For Yang, reclaiming Ching Lung is a natural part of the Rebirth initiative. Rebirth, he reasons, is about reconnecting to DC’s past, and not all of it is history to be proud of. However, Ching Lung is also an opportunity to reflect on how far we’ve come as a society. Regardless of how slow it was or how much more there is to do, eighty years after a Yellow Peril villain graced the cover of Detective Comics #1, there is a Chinese Superman. Not even a Chinese-American Superman, but a Chinese Superman. And there’s a Chinese Batman too, who Yang says came out of the idea of Chinese basketball camps and his realization that there aren’t a lot of hefty asian characters in mainstream comics.

Yang also spoke about one particular idea from New Super-Man, his use of the Bagua. The Bagua are eight Daoist symbols, often knows as trigrams in the west. Yang has used the combined Bagua as a symbol of his Chinese Superman, revealing that each of  Kenan Kong’s superpowers is tied to one of the trigrams and that the Bagua symbol can  be interpreted into the shape of an S.

I was eager to hear more, but I had no idea how long or short the line would be for a panel that replaced Image Expo this year. Luckily for me, it was extremely easy to get in. The panel was entirely devoted to new announcements and, though ably MCed, let the creators do almost all of the talking.

There were fourteen announcements over almost two hours. I note some of the most personally interesting here.

Justin Jordan got two announcements. He opened with Death of Love, a miniseries about a Nice Guy, “capital N, capital G”, deciding he’s had enough of being ignored and taking out his frustrations by going to war with Cupid. The art is by Donal DeLay and Felipe Sobreiro

The Family Trade is a new ongoing from Jordan, Nikki Ryan, and Morgan Beem. Beem is a fully traditional media painter and her work looks gorgeous. Jordan called the series Oceanpunk and assured the crowd that that was definitely a real thing. Expect Indiana Jones style adventure on a floating city as The Family steals, blackmails, and kills to keep The Float afloat.


Sleepless scratched my fantasy/historical intrigue itch and threw in some romance for free. Set in a world based off of 15th century Italy and Morrocco, it looks at the romance of a princess and one of her knights, who, as is traditional, has been enchanted to never sleep so that he may protect his lady. The series will look at their romance as well as some of the negative effects of not having to sleep. The book is written by Sarah Vaughn, drawn by Leila Del Duca, and colored and edited by Alissa Sallah, fresh out of college and making some awesome sounding comics.

Ales Kot proved to be quite the presence at the podium, pitching two series to the assembled crowd. The first, Generation Gone, is about a troubled couple who gain superpowers. Kot called it “Unbreakable meets Eternal Sunshine of the Spotless Mind.” The series will be a meditation on youth and seemingly on hopeless youth.

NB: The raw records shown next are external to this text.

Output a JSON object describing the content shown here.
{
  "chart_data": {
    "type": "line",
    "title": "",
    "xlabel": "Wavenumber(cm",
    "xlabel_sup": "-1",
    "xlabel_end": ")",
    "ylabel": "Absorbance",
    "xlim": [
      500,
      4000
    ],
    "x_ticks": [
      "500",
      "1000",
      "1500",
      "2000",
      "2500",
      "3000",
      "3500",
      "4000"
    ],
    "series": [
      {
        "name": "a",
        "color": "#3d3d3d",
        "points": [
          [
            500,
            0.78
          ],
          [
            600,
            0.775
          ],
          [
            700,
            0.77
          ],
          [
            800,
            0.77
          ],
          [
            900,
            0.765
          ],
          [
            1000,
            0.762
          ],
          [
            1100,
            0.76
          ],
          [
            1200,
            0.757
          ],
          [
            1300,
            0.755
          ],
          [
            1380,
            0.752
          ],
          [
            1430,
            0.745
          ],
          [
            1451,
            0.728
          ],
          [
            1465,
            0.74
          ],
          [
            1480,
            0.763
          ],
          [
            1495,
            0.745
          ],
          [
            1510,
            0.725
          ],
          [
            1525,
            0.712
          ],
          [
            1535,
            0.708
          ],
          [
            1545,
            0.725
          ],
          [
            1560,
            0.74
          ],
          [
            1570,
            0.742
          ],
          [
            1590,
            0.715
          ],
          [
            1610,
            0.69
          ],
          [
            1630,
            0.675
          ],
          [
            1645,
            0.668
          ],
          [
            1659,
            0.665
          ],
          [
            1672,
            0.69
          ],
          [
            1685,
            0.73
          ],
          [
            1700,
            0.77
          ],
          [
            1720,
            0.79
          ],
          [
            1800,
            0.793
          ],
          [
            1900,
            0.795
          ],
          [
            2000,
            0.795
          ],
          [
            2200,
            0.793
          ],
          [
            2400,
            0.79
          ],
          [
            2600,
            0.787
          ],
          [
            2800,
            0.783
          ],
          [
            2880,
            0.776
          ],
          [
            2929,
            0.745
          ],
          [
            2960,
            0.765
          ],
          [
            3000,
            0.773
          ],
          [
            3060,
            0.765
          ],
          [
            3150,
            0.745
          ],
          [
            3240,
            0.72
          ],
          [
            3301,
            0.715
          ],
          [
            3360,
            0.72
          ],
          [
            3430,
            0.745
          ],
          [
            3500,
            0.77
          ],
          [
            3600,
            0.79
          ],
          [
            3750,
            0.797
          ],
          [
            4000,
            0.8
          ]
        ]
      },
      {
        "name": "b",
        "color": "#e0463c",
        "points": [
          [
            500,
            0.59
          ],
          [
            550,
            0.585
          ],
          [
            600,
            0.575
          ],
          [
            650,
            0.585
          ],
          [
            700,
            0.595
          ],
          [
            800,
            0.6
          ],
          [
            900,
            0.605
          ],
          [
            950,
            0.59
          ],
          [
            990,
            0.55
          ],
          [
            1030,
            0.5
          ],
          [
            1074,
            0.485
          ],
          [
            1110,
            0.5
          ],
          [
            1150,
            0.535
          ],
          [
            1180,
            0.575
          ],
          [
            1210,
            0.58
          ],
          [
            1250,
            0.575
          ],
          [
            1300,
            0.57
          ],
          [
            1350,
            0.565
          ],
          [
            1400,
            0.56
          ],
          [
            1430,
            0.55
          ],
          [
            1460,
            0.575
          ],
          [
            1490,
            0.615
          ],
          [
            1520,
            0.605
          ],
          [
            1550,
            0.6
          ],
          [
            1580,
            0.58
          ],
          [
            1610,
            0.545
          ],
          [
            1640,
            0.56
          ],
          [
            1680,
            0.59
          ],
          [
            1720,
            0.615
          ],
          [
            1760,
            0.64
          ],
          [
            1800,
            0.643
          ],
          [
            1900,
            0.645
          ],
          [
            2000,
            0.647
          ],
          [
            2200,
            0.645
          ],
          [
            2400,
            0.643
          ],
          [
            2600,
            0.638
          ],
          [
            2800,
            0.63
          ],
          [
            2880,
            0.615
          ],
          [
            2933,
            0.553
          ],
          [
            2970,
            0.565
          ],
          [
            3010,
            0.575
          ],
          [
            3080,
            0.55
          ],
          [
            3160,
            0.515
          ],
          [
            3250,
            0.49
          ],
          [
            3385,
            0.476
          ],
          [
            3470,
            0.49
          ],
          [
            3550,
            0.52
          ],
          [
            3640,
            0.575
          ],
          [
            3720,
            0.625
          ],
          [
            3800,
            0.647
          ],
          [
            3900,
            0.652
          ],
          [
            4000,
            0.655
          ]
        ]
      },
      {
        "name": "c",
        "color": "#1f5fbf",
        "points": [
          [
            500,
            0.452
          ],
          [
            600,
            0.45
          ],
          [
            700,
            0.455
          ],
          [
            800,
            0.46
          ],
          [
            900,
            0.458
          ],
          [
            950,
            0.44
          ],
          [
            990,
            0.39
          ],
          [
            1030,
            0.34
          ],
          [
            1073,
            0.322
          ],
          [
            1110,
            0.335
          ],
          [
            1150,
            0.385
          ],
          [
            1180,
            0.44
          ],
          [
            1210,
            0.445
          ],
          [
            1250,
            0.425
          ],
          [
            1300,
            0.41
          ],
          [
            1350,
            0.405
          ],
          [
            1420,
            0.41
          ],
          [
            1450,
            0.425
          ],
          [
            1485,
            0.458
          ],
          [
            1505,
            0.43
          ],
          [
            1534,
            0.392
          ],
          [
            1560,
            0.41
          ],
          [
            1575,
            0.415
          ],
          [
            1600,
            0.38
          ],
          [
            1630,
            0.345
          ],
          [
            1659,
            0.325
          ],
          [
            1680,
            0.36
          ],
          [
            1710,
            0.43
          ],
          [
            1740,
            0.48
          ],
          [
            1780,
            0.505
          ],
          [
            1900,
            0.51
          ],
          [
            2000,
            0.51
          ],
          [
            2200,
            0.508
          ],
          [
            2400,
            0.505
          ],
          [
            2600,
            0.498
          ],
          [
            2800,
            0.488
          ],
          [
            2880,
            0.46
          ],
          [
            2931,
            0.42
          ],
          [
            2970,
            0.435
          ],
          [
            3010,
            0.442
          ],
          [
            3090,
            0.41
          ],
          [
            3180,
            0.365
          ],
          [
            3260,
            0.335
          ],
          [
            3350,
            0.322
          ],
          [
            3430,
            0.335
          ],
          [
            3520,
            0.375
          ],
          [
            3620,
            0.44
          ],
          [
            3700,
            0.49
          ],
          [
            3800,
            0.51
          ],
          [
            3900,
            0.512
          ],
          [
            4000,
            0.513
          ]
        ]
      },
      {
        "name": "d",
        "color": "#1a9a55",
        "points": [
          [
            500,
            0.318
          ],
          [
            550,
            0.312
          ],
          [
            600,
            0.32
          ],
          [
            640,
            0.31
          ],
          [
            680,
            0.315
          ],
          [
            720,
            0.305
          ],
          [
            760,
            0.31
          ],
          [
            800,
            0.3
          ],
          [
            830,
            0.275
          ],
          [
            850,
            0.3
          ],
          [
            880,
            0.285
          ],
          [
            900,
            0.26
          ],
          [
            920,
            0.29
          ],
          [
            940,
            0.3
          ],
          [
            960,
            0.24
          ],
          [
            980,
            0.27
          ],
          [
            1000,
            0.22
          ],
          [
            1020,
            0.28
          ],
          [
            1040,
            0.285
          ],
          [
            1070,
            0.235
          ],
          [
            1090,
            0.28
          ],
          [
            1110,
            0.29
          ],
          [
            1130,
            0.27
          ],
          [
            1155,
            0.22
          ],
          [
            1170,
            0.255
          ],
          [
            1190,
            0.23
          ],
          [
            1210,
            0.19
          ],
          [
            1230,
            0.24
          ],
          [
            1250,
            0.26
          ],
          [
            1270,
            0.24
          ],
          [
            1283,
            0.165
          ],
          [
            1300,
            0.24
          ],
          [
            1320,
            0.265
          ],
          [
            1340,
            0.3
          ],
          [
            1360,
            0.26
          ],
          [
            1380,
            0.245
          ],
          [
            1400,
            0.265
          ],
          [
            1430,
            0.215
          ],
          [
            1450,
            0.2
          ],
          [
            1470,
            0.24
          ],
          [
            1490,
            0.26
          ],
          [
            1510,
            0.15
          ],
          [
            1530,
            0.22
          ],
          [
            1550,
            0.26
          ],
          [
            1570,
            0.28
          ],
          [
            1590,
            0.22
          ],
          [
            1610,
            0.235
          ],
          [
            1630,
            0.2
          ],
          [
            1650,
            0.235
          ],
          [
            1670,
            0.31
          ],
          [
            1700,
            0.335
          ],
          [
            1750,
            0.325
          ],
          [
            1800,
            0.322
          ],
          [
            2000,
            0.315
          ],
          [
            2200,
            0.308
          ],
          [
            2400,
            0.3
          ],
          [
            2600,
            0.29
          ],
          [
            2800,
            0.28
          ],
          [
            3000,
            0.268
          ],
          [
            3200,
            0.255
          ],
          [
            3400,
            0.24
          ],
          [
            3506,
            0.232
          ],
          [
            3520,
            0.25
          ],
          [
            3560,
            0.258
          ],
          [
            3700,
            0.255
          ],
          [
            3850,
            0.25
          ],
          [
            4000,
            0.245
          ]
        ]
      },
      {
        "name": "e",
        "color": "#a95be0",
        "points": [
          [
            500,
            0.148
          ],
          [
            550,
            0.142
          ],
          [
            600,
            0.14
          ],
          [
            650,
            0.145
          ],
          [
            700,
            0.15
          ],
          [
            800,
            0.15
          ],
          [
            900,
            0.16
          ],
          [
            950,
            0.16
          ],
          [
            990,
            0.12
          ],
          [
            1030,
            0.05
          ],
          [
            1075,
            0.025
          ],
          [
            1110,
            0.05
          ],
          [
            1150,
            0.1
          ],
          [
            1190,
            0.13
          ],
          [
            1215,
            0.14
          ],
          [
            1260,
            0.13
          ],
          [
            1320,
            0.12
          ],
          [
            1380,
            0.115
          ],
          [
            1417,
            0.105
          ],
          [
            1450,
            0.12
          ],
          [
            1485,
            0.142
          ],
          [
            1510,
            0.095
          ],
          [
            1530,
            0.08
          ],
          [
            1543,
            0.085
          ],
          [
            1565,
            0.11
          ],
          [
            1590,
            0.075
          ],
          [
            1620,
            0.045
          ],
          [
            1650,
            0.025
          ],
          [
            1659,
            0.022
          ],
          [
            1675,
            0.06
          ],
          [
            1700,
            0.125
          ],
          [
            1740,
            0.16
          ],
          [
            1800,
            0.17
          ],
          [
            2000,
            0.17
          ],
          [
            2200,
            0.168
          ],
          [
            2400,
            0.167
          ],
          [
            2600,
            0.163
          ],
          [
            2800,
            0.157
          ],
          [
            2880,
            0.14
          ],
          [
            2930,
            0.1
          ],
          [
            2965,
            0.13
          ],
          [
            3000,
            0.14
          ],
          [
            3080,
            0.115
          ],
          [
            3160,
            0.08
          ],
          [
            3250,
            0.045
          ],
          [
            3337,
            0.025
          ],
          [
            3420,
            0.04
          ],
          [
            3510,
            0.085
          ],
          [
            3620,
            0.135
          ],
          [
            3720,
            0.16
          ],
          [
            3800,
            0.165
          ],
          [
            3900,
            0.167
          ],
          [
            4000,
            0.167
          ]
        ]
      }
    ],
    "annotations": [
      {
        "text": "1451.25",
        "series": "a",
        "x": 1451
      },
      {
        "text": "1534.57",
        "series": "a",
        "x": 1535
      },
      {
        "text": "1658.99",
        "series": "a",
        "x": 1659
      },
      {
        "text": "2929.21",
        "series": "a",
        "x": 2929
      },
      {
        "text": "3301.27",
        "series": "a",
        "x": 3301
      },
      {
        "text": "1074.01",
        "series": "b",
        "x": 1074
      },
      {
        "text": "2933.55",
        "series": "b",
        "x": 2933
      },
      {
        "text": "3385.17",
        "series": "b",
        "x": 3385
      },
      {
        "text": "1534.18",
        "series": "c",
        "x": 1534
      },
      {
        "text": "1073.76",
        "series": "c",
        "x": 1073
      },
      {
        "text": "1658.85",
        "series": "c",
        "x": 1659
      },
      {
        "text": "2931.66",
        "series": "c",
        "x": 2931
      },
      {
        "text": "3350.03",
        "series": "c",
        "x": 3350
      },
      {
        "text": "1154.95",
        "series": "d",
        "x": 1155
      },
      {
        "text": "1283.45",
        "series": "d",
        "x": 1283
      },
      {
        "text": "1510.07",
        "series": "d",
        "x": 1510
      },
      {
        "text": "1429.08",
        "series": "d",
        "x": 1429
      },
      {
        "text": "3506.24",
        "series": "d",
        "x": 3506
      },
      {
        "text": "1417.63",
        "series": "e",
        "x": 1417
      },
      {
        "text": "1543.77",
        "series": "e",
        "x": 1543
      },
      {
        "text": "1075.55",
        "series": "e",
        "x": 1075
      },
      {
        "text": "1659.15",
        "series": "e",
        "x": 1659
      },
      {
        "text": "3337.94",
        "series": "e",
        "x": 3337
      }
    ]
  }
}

Kot also introduced The New World. Set after the next American Civil War, on the quake-ravaged north side of the Mexico-California border wall, the book follows an unlikely love story. “Romeo and Juliet if Romeo were a paranoid hacker and Juliet was a reality show star/cop/reality show cop.” The book will be illustrated by Tradd Moore, the best of his career, according to Kot.

Generation Gone and The New World are siblings, said Kot, two pieces of one idea. They are both about “love, fate, and action.”

Though there were many promising books, for me, the most exciting was, perhaps unsurprisingly, pitched by a somewhat nervous Jordie Bellaire. The renowned colorist took to the stage to reveal Redlands, she and Vanessa Del Rey’s new satanic witch police comic. ‘What if the witches from Hocus Pocus won?’ said Bellaire of the concept. Well, they would need to control the town, and what better way to do that than to become the law. It’s a story about triumph over the patriarchy and what the patriarchy will do to reassert dominance. Misogyny, racism, corruption, the criminal justice system, Redlands will be all about everything that makes Bellaire furious.

With gorgeous art from Del Rey and Bellaire’s award winning colors, it’s, at the least, bound to be a visually stunning series.

After the panel there wasn’t much time left. I spent my last hour in Artists’ Alley. Already convinced that this was a notably quiet day, the point was hammered home by the minuscule line waiting for Scott Snyder in one corner of a ballroom.


Two classic scenes, as realized by Clay McCormack

I spent the fleeting minutes of the con talking to creators I’d mostly already known. I checked in with Corin Howell and Clay McCormack at table M2. I lurked around P4, unwilling to interrupt another fascinating conversation between David Walker and a fan. I even got to have a nice chat with Natasha Alterici, the creator of the now monthly Heathen and a huge amount of breathtaking paleoart.

But, alas, today was a short day and before long it was time to go.